In the beginning, there were puns. And people groaned. And the punners chuckled, and saw that it was good.
Then, there was hockey. It was fast, but with a quiet grace...except when the goal horn's blowing and the whole crowd is screaming their hair out. And the spectators applauded and watched, and saw that it was good.
Then, there were the owners. They sold tickets for spectators to see very good players play hockey. And even gave the players some money sometimes. And the owners made money, and saw that it was good.
Then, there were the leagues. They orchestrated schedules and kept the money within a small group of owners. The elite talent played in the highest-playing leagues. The players were paid more, and they saw that it was good.
Then, there was the NHL. Grown out of a disagreement with the Toronto owner over the NHA, teams split off and started their own league. And the owners saw that Livingstone was out, and saw that it was good.

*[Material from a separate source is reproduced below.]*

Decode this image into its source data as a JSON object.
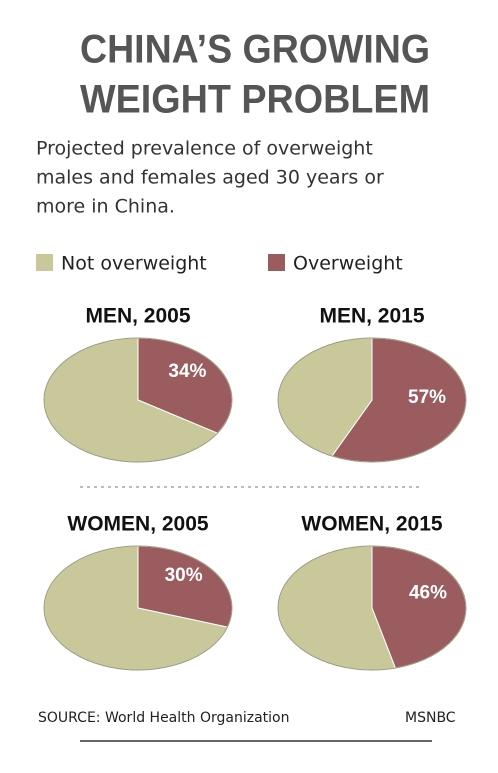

Then, there was NHL.com. And it was very 90s. But it progressed with the times, until it became the multimedia information portal that it is today. And the league saw that people came to the site a lot, and saw that it was good.
Then, there was Michael Blinn. Michael is a web producer for NHL.com. He's well-known for helping come up with the puns everyone loves (or hates) and whatever else it is an NHL.com web producer does. Unfortunately, he announced this week that today is his last day at the NHL. It's an unfortunate thing, because it's always good to know you've got a Bruins fan in high places.
Of course, it's not like he's dead. All the best and we look forward to your future endeavors, Mr. Blinn.
And don't forget, if you ever want to write about the Bruins...we're looking for people.